I assume most of the readers of this blog are video / photo / gadget / phone / camera geeks. I am sure you didn’t miss the reviews of the latest Apple iPhone 7 Plus and Google Pixel phones. They have a lot in common, but there is one major aspect that is interesting for our applications: things are slowly moving from photography to computational photography. We are no longer just capturing light coming from optics and applying some minor processing to the pixel values to make the picture more pleasant to the viewer.
Phones must be slim and light and yet we still expect to have near DLSR quality. So, now computational photography comes into play. The iPhone 7 Plus, for example, uses two different cameras to calculate a depth of field and then tries to simulate the “bokeh” effect via software you would normally get in bulky professional cameras, by using fast optics at a wide aperture.
On the other side, when you hit the button on the Pixel phone, it is capturing a bunch of pictures and then decides what to keep from every picture in order to give the user the final result.
This challenges the concepts of originality and authenticity. The light captured by the camera is no longer the output of the photography process, but just the first step of a more complex process based on a multitude of factors. There is little doubt that this is just the beginning of a trend which will explode in the next few years.
Let’s talk about the ancestors of these techniques: the panoramic mode and the HDR.
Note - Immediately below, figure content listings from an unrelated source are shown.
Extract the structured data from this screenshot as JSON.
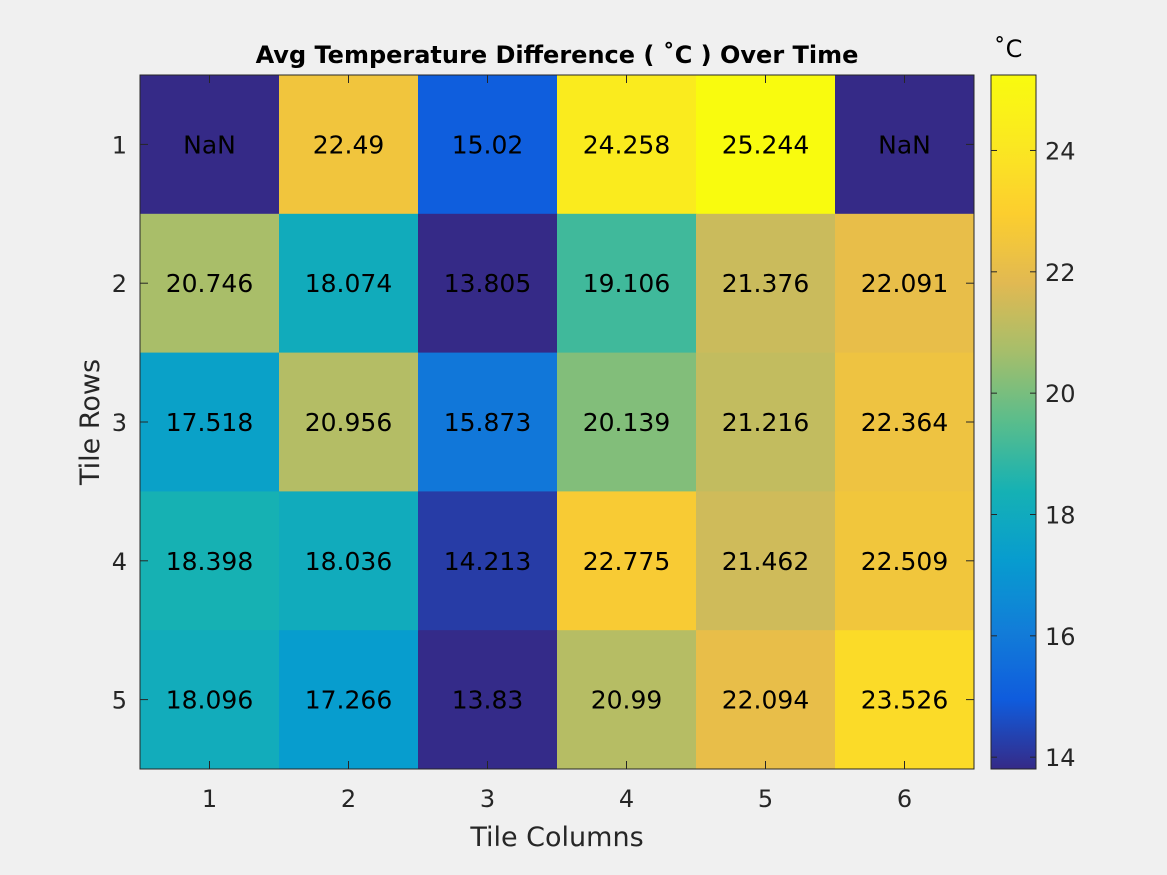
{
  "chart_data": {
    "type": "heatmap",
    "title": "Avg Temperature Difference ( ˚C ) Over Time",
    "xlabel": "Tile Columns",
    "ylabel": "Tile Rows",
    "x_categories": [
      "1",
      "2",
      "3",
      "4",
      "5",
      "6"
    ],
    "y_categories": [
      "1",
      "2",
      "3",
      "4",
      "5"
    ],
    "values": [
      [
        null,
        22.49,
        15.02,
        24.258,
        25.244,
        null
      ],
      [
        20.746,
        18.074,
        13.805,
        19.106,
        21.376,
        22.091
      ],
      [
        17.518,
        20.956,
        15.873,
        20.139,
        21.216,
        22.364
      ],
      [
        18.398,
        18.036,
        14.213,
        22.775,
        21.462,
        22.509
      ],
      [
        18.096,
        17.266,
        13.83,
        20.99,
        22.094,
        23.526
      ]
    ],
    "cell_labels": [
      [
        "NaN",
        "22.49",
        "15.02",
        "24.258",
        "25.244",
        "NaN"
      ],
      [
        "20.746",
        "18.074",
        "13.805",
        "19.106",
        "21.376",
        "22.091"
      ],
      [
        "17.518",
        "20.956",
        "15.873",
        "20.139",
        "21.216",
        "22.364"
      ],
      [
        "18.398",
        "18.036",
        "14.213",
        "22.775",
        "21.462",
        "22.509"
      ],
      [
        "18.096",
        "17.266",
        "13.83",
        "20.99",
        "22.094",
        "23.526"
      ]
    ],
    "nan_color": "#352a87",
    "colormap": "parula",
    "colorbar": {
      "label": "˚C",
      "range": [
        13.805,
        25.244
      ],
      "ticks": [
        14,
        16,
        18,
        20,
        22,
        24
      ]
    }
  },
  "colors": {
    "background": "#f0f0f0",
    "axes_border": "#262626",
    "text": "#000000"
  }
}
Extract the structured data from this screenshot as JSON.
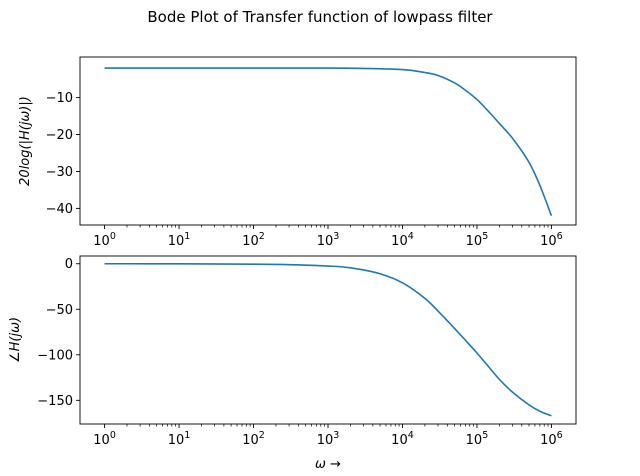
{
  "chart_data": [
    {
      "type": "line",
      "title": "Bode Plot of Transfer function of lowpass filter",
      "xlabel": "",
      "ylabel": "20log(|H(jω)|)",
      "xscale": "log",
      "xlim": [
        1,
        1000000
      ],
      "ylim": [
        -44.5,
        1.0
      ],
      "xticks": [
        {
          "base": "10",
          "exp": "0"
        },
        {
          "base": "10",
          "exp": "1"
        },
        {
          "base": "10",
          "exp": "2"
        },
        {
          "base": "10",
          "exp": "3"
        },
        {
          "base": "10",
          "exp": "4"
        },
        {
          "base": "10",
          "exp": "5"
        },
        {
          "base": "10",
          "exp": "6"
        }
      ],
      "yticks": [
        {
          "value": -10,
          "label": "−10"
        },
        {
          "value": -20,
          "label": "−20"
        },
        {
          "value": -30,
          "label": "−30"
        },
        {
          "value": -40,
          "label": "−40"
        }
      ],
      "series": [
        {
          "color": "#1f77b4",
          "x": [
            1,
            10,
            100,
            1000,
            3000,
            10000,
            20000,
            30000,
            50000,
            70000,
            100000,
            150000,
            200000,
            300000,
            500000,
            700000,
            1000000
          ],
          "y": [
            -2.0,
            -2.0,
            -2.0,
            -2.0,
            -2.1,
            -2.4,
            -3.2,
            -4.0,
            -6.0,
            -8.0,
            -10.5,
            -14.2,
            -17.0,
            -21.0,
            -27.5,
            -33.8,
            -42.0
          ]
        }
      ],
      "grid": false
    },
    {
      "type": "line",
      "xlabel": "ω →",
      "ylabel": "∠H(jω)",
      "xscale": "log",
      "xlim": [
        1,
        1000000
      ],
      "ylim": [
        -176,
        8.5
      ],
      "xticks": [
        {
          "base": "10",
          "exp": "0"
        },
        {
          "base": "10",
          "exp": "1"
        },
        {
          "base": "10",
          "exp": "2"
        },
        {
          "base": "10",
          "exp": "3"
        },
        {
          "base": "10",
          "exp": "4"
        },
        {
          "base": "10",
          "exp": "5"
        },
        {
          "base": "10",
          "exp": "6"
        }
      ],
      "yticks": [
        {
          "value": 0,
          "label": "0"
        },
        {
          "value": -50,
          "label": "−50"
        },
        {
          "value": -100,
          "label": "−100"
        },
        {
          "value": -150,
          "label": "−150"
        }
      ],
      "series": [
        {
          "color": "#1f77b4",
          "x": [
            1,
            10,
            100,
            300,
            1000,
            2000,
            5000,
            10000,
            20000,
            30000,
            50000,
            70000,
            100000,
            150000,
            200000,
            300000,
            500000,
            700000,
            1000000
          ],
          "y": [
            0,
            -0.1,
            -0.5,
            -1.0,
            -2.5,
            -4.5,
            -11,
            -21,
            -38,
            -52,
            -71,
            -84,
            -98,
            -115,
            -127,
            -141,
            -155,
            -162,
            -167
          ]
        }
      ],
      "grid": false
    }
  ]
}
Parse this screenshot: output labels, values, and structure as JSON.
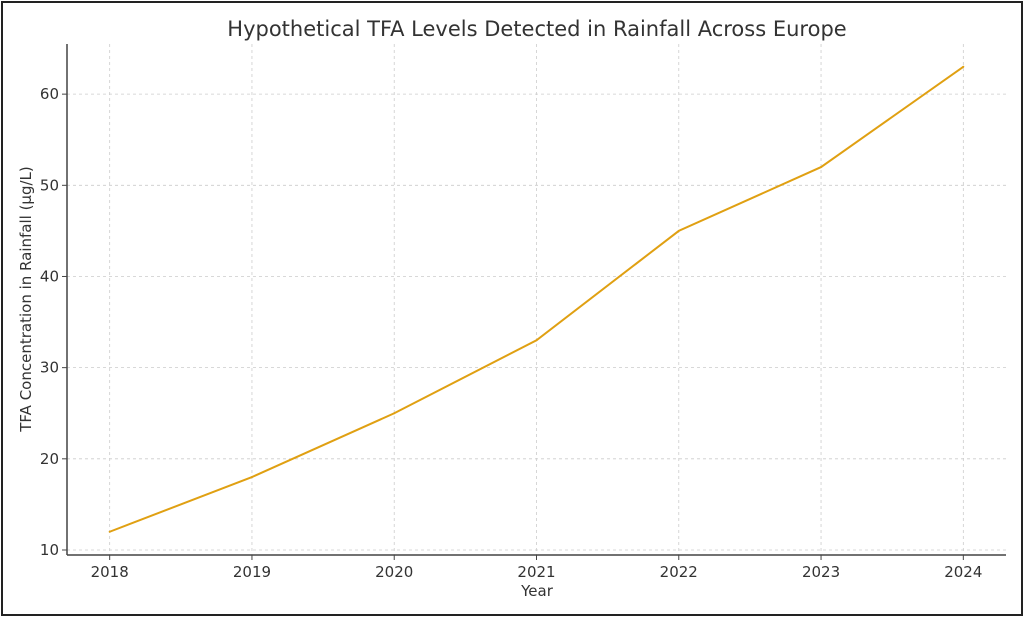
{
  "chart_data": {
    "type": "line",
    "title": "Hypothetical TFA Levels Detected in Rainfall Across Europe",
    "xlabel": "Year",
    "ylabel": "TFA Concentration in Rainfall (µg/L)",
    "x": [
      2018,
      2019,
      2020,
      2021,
      2022,
      2023,
      2024
    ],
    "series": [
      {
        "name": "TFA",
        "values": [
          12,
          18,
          25,
          33,
          45,
          52,
          63
        ],
        "color": "#E0A012"
      }
    ],
    "xlim": [
      2017.7,
      2024.3
    ],
    "ylim": [
      9.45,
      65.5
    ],
    "xticks": [
      "2018",
      "2019",
      "2020",
      "2021",
      "2022",
      "2023",
      "2024"
    ],
    "yticks": [
      10,
      20,
      30,
      40,
      50,
      60
    ],
    "grid": true,
    "legend": "none"
  }
}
The panoramic mode tries to compensate the shallow field of view of camera optics by stitching multiple pictures covering a scene up to 360 degrees. But it’s not as easy as it looks: there is some processing, equalizing, merging, and cropping to make them fit together. Many implementations of the panoramic mode suffered bad stitching artifacts or other problems, but they evolved quickly and panoramas taken by modern devices have very good quality. Can we consider a panoramic image taken by a smartphone as an original? Does it represent a truthful representation of reality? It depends on what we are looking for and the purpose of the pictures. If the stitching algorithm didn’t work properly and the horizon has steps, and the sea level is going up and down, then we cannot consider it a reliable representation of reality.
It must be added, though, that digital photography has always been more or less “computational”. If we really want to be strict, because of the CFA filter and CFA interpolation, we can say that the vast majority of the pixels in a digital image are not “original” but calculated according to the nearby ones.
The HDR mode tries to compensate another technical limitation of cameras, which is the limited dynamic range. With current technology, it is difficult to properly render images which have both very bright and very dark areas. Our eyes are much more flexible in this respect. HDR mode then takes multiple pictures with different exposures and merges different parts in order to avoid saturation. While in many cases it works well, if the subject is moving, there can be strange artifacts, especially ghosting artifacts. Still, there are often strange artifacts and strange effects. Also here we may have some doubt about the authenticity of the pictures. I remember HDR pictures with ghosts and two-legged dogs. And yet in many modern devices, HDR is left on or in auto-mode by default.
The panoramic mode and the HDR pose many different challenges for the authentication of images. Depending on the processing, different forensic operators can give unusual results. Some basic analysis is not easily feasible: for example, it is not possible to check if a picture matches the standard resolution in a panorama since every image will have a different resolution depending on the swiped area. The panorama is composed of stitched-together images acquired by slightly different parts of the sensor, making the analysis of the sensor pattern noise or PRNU difficult, if not impossible.
I think that the computational photography techniques used by the latest devices provide significant challenges for the authentication of images. On the other side, they probably leave some specific artifact that research in the field of image forensics sooner or later will be able to exploit.